Back to results

Reducing caesarean section rates in Ireland: a feasibility study and pilot randomised trial of an evidence-based intervention designed to reduce unnecessary caesarean section

Concern has been expressed globally at rising caesarean section (CS) rates with a lack of evidence of any associated decrease in morbidity for mothers and babies, indicating that many CSs are unnecessary. Maternal mortality and severe morbidity are trebled following CS compared with vaginal birth, and neonatal respiratory distress requiring oxygen is 2-7 times more common. CS costs Euro739 (elective) or Euro1180 (emergency) more than vaginal birth. This research team have just completed testing an intervention (OptiBIRTH) designed to increase vaginal birth after caesarean section (VBAC), thus reducing repeat CS in women who had CS before. Applying such knowledge to develop a similar intervention designed to reduce the number of unnecessary CSs in Europe would have health benefits for mothers and babies.
Aim:
To develop and pilot an intervention designed to reduce overall CS rates from approximately 34% to 27%, and to test the feasibility of a larger, pan-European trial.

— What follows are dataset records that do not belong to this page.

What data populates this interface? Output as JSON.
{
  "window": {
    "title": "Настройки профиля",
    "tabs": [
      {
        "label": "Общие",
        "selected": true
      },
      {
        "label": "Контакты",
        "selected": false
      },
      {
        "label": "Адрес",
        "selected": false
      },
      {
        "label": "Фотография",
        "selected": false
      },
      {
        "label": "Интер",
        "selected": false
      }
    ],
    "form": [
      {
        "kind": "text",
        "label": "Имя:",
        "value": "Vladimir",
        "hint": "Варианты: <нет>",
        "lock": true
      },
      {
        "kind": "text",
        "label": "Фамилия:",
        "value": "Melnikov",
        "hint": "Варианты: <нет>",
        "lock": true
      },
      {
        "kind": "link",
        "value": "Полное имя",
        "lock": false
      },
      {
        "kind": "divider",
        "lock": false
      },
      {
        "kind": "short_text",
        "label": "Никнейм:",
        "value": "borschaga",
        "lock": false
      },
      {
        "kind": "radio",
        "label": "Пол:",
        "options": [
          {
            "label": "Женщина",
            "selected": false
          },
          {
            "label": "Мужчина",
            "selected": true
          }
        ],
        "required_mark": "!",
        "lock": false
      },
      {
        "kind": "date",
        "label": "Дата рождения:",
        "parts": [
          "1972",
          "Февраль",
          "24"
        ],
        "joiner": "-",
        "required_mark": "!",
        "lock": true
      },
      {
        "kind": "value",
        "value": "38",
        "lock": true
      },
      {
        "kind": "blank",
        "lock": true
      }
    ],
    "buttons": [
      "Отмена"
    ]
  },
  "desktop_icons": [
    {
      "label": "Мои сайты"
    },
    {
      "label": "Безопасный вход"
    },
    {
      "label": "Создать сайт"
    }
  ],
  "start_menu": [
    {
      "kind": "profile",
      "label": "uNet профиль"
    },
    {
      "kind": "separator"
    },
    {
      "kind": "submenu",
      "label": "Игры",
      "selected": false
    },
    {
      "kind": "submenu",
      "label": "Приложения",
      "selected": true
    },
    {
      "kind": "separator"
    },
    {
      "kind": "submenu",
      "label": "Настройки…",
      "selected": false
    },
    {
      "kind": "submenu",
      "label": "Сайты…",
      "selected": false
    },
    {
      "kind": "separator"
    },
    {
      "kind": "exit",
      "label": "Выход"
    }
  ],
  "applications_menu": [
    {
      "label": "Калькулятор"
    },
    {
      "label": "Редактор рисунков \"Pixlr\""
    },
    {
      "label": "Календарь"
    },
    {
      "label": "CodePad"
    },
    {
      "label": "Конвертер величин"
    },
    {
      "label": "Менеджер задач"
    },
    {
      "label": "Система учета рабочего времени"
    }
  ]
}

A pilot cluster randomised trial will be used to test an intervention designed to reduce overall CS rates in all women. This intervention will be adapted from the OptiBIRTH intervention, using information from systematic reviews of trials, and evidence-based national guidelines, aimed at reducing CS rates, and 4 focus group interviews (FGIs) with women and their partners, and 4 with obstetricians, midwives and neonatologists. Following ethical approval, two maternity units in Dublin will be randomly allocated to receive either the intervention or usual practice, and 300-400 consenting women in each unit will be recruited. Primary outcome is CS rate; other outcomes include interventions, change in women and clinicians; attitudes to CS/vaginal birth, fear of birth in women, and maternal/neonatal morbidities up to 6 months.
Mother and baby data will be collected using self-completion surveys in pregnancy and at 3 and 6 months; postnatal, and from hospital records. Surveys have been tested for validity and reliability in a large cohort study in Ireland (MAMMI study). Cost data will be collected to test the tool proposed for use in the pan-European cluster randomised trial. Analysis of FGIs will use Constant Comparative Analysis methods. Quantitative data will be analysed by intention-to-treat using inferential statistics.